The seemingly endless stream of Steven Seagal movies continues with the third movie released in 2016: The Asian Connection. After the suckfest that was Sniper: Special Ops and the decent Code Of Honor I did not know what to expect from this flick. The biggest question anybody should have nowadays when picking up a movie that has Steven Seagal on the cover should ask himself is: how much screen time does he actually have. The second question would be: does he even do anything? We have come to a point where movies supposedly starring Steven Seagal don’t actually feature much Steven Seagal. We have even gotten to a point where he sits 90% of the time he is on screen.
The answers are: No and yes.
In The Asian Connection Seagal plays a drug lord with the rather exotic name Sirankiri. He is a supporting character and antagonist to the three main characters: Jack, Sam and Pom. Jack and Sam are two American expatriates who rob banks in Southeast Asia. While Sam is purely in it for the money, Jack is doing it to give him and his love Pom a better life. They unknowingly steal Sirankiri’s money and become the target of his gang’s vengeance.
On paper The Asian Connection looks rather good. It contains several well known names. Next to Seagal there’s Michael Jai White on the credit list and apparently the story has been written by actor Tom Sizemore. This peaked my interest I must admit. Then again, none of these names actually guarantee a quality product. Especially the inclusion of White feels like a marketing ploy. The guy has only one scene which can only be described as a glorified cameo.

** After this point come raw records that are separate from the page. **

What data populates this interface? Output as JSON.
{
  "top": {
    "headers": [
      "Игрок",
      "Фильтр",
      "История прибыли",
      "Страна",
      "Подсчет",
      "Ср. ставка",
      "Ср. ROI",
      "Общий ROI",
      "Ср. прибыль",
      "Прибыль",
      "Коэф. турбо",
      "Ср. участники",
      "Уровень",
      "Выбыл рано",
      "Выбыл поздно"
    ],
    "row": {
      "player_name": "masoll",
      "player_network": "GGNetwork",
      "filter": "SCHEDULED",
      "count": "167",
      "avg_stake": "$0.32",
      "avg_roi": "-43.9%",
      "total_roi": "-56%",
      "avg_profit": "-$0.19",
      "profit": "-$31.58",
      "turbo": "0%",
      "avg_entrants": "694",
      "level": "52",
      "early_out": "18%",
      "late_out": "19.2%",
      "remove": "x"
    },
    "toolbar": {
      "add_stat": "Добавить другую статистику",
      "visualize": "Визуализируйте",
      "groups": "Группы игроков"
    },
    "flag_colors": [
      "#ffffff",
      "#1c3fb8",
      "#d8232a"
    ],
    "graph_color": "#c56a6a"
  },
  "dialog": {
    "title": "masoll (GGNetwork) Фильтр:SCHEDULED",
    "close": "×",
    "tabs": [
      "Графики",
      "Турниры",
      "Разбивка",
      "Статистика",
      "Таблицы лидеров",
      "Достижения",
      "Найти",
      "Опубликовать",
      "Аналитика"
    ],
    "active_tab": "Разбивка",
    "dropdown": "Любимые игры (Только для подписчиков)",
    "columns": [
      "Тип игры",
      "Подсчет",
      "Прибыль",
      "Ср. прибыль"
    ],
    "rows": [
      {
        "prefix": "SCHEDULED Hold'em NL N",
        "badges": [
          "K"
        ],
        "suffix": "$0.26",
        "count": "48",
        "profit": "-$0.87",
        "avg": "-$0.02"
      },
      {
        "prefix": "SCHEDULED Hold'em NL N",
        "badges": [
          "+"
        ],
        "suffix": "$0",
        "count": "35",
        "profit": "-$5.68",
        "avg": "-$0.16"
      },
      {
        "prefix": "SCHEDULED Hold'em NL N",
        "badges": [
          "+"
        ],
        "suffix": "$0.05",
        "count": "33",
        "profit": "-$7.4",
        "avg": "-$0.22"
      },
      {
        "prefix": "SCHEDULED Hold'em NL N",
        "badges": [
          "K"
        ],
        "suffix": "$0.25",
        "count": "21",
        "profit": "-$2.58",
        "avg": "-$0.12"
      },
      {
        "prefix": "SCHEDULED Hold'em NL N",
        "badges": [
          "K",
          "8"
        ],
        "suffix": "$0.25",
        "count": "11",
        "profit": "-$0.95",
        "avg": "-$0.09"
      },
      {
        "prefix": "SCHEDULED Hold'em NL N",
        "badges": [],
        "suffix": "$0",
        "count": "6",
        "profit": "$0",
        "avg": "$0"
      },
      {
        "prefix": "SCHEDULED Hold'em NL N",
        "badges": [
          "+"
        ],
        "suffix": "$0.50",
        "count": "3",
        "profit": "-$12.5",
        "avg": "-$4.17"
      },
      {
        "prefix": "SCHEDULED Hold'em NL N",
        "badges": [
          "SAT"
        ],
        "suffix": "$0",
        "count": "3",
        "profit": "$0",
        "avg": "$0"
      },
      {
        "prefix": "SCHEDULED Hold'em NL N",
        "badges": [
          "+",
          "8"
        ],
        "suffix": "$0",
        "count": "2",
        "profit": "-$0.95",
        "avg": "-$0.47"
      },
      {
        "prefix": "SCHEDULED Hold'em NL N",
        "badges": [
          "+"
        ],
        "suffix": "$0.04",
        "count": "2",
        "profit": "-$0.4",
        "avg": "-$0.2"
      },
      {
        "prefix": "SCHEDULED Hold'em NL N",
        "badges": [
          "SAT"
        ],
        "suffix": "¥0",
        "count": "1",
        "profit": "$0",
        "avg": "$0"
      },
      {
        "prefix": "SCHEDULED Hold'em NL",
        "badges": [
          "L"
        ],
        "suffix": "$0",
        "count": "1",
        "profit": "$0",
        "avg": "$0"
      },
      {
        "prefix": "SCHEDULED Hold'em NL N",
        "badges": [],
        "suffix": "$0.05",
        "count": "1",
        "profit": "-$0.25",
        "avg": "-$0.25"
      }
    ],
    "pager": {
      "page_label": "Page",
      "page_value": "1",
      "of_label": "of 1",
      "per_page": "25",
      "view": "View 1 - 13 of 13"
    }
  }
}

So yeah, the actual product does look better on paper. While the story is relatively coherent it falls apart due to the leads of the movie. Sam and Jack are bank robbers who are in it for the money and use violence. I had a hard time rooting for them. The only way bank robbers can be turned into likeable characters is if they are:
- doing it for a good cause like in Hell or High water
- non-violent like George Clooney in Out of Sight
- extremely charismatic like George Clooney in every movie he plays a criminal.
These guys are none of that. They deserved every type of retaliation Sirankiri was planning.
Despite being a supporting character, Seagal actually gets more to do than in both Sniper: Special Ops and Code Of Honor. Every now and then we cut to his character trying to find out who the rat in his organization is and getting into fights. That doesn’t mean he isn’t sitting down anymore, there is still plenty of that. In fact, the opening scene in which he kills a rival drug lord features him sitting in a chair while fending off a henchman. One of the most memorable scenes was the one in which he actually yells. I haven’t seen the weighty whisperer raise his voice in a long time. It really caught me off-guard. As you can tell, my standard for Steven Seagal has been lowered quite a bit.
With better developed characters played by better actors, this could have been a fun B-flick. Sadly it’s not. But hey, at least we got a 64 year old Seagal fucking a barely legal Asian girl once more. It has been a while since we got that. Not something I missed, for that matter. He does learn her martial arts, which is strange considering this character has no further part in this movie. Now that I would like to see: that girl going from prostitute to assassin. The Asian Nikita, with Seagal in the mentor role. I’d buy that for a dollar.